Design: Observational and prospective study.

Setting: Virginia Tech women's soccer games and practices.

Participants: Twenty-six collegiate level women's soccer players with a mean player age of 19 +/- 1.

Interventions: Participating players were instrumented with head impact sensors for biomechanical analysis. Video recordings of each event were used to manually verify each impact sustained.

Main Outcome Measures: Head impact counts by player position and impact situation.

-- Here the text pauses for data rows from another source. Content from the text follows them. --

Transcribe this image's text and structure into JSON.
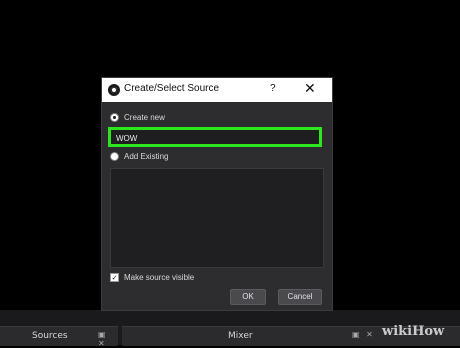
{
  "dialog": {
    "title": "Create/Select Source",
    "help": "?",
    "close": "✕",
    "create_new_label": "Create new",
    "name_value": "WOW",
    "add_existing_label": "Add Existing",
    "make_visible_label": "Make source visible",
    "make_visible_checked": true,
    "checkmark": "✓",
    "ok_label": "OK",
    "cancel_label": "Cancel"
  },
  "docks": {
    "sources_label": "Sources",
    "mixer_label": "Mixer",
    "dock_buttons": "▣ ✕"
  },
  "watermark": "wikiHow",
  "colors": {
    "highlight": "#2ee61e",
    "dialog_bg": "#2d2d30",
    "titlebar_bg": "#ffffff"
  }
}
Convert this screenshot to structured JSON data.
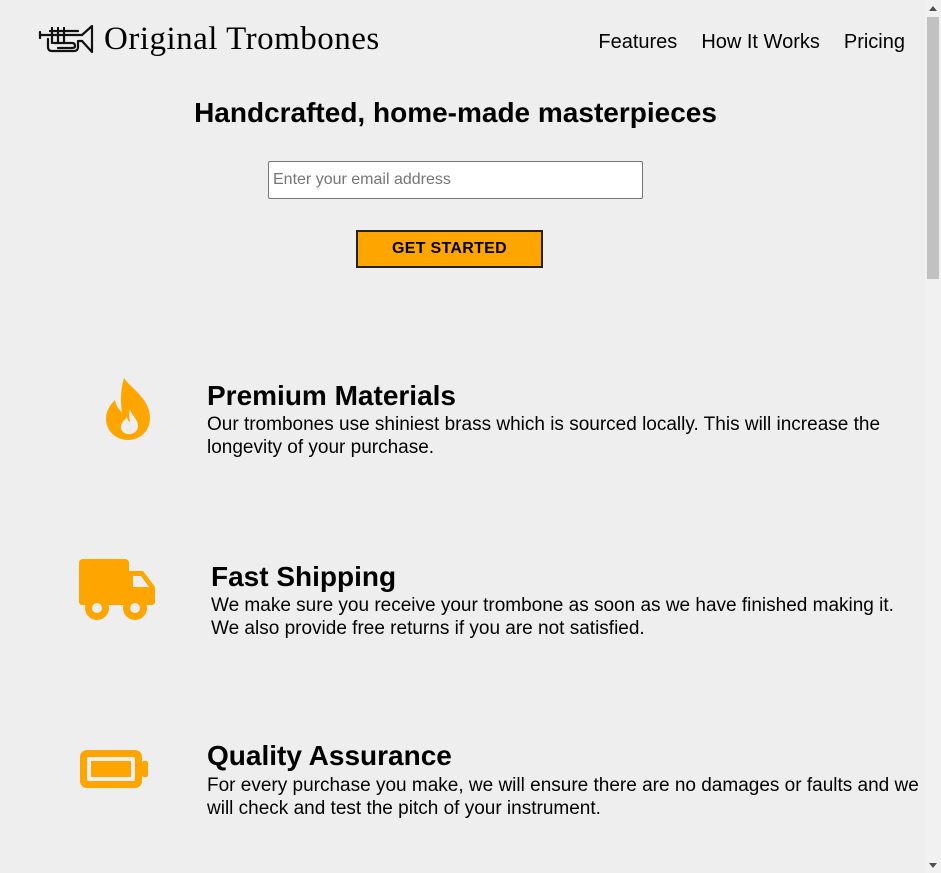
{
  "header": {
    "brand": "Original Trombones",
    "nav": [
      "Features",
      "How It Works",
      "Pricing"
    ]
  },
  "hero": {
    "title": "Handcrafted, home-made masterpieces",
    "email_placeholder": "Enter your email address",
    "cta_label": "GET STARTED"
  },
  "features": [
    {
      "icon": "flame-icon",
      "title": "Premium Materials",
      "description": "Our trombones use shiniest brass which is sourced locally. This will increase the longevity of your purchase."
    },
    {
      "icon": "truck-icon",
      "title": "Fast Shipping",
      "description": "We make sure you receive your trombone as soon as we have finished making it. We also provide free returns if you are not satisfied."
    },
    {
      "icon": "battery-icon",
      "title": "Quality Assurance",
      "description": "For every purchase you make, we will ensure there are no damages or faults and we will check and test the pitch of your instrument."
    }
  ],
  "colors": {
    "accent": "#ffa500",
    "background": "#eeeeee"
  }
}
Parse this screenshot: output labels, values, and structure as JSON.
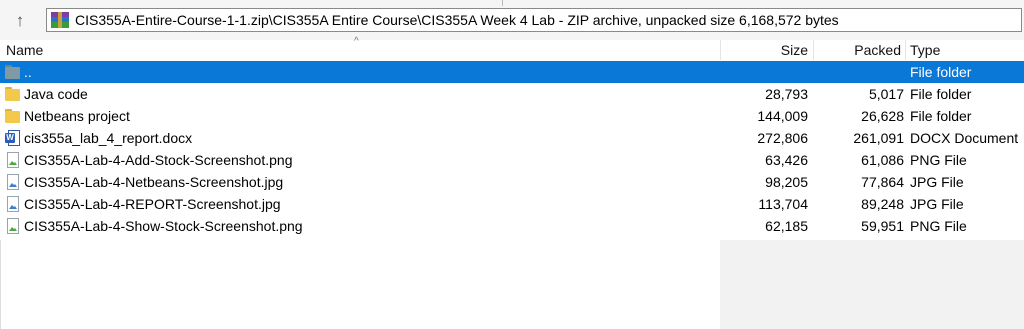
{
  "address": {
    "path": "CIS355A-Entire-Course-1-1.zip\\CIS355A Entire Course\\CIS355A Week 4 Lab - ZIP archive, unpacked size 6,168,572 bytes"
  },
  "toolbar": {
    "up_glyph": "↑"
  },
  "columns": {
    "name": "Name",
    "size": "Size",
    "packed": "Packed",
    "type": "Type"
  },
  "rows": [
    {
      "name": "..",
      "size": "",
      "packed": "",
      "type": "File folder",
      "icon": "up-folder-icon",
      "selected": true
    },
    {
      "name": "Java code",
      "size": "28,793",
      "packed": "5,017",
      "type": "File folder",
      "icon": "folder-icon"
    },
    {
      "name": "Netbeans project",
      "size": "144,009",
      "packed": "26,628",
      "type": "File folder",
      "icon": "folder-icon"
    },
    {
      "name": "cis355a_lab_4_report.docx",
      "size": "272,806",
      "packed": "261,091",
      "type": "DOCX Document",
      "icon": "word-document-icon"
    },
    {
      "name": "CIS355A-Lab-4-Add-Stock-Screenshot.png",
      "size": "63,426",
      "packed": "61,086",
      "type": "PNG File",
      "icon": "png-file-icon"
    },
    {
      "name": "CIS355A-Lab-4-Netbeans-Screenshot.jpg",
      "size": "98,205",
      "packed": "77,864",
      "type": "JPG File",
      "icon": "jpg-file-icon"
    },
    {
      "name": "CIS355A-Lab-4-REPORT-Screenshot.jpg",
      "size": "113,704",
      "packed": "89,248",
      "type": "JPG File",
      "icon": "jpg-file-icon"
    },
    {
      "name": "CIS355A-Lab-4-Show-Stock-Screenshot.png",
      "size": "62,185",
      "packed": "59,951",
      "type": "PNG File",
      "icon": "png-file-icon"
    }
  ],
  "colors": {
    "selection": "#0a78d7",
    "folder": "#f4c84a",
    "word": "#2b5fb7"
  }
}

Results: The sensors collected data from a total of 17 865 accelerative events, 8999 of which were classified as head impacts. Of these, a total of 1703 impacts were positively identified (19% of total real impacts recorded by sensor), 90% of which were associated with heading the ball. The average number of impacts per player per practice or game was 1.86 +/- 1.42. Exposure to head impact varied by player position.

Conclusions: Head impact exposure was quantified through 2 different methods, which illustrated the challenges associated with autonomously collecting acceleration data with head impact sensors. Users of head impact data must exercise caution when interpreting on-field head impact sensor data.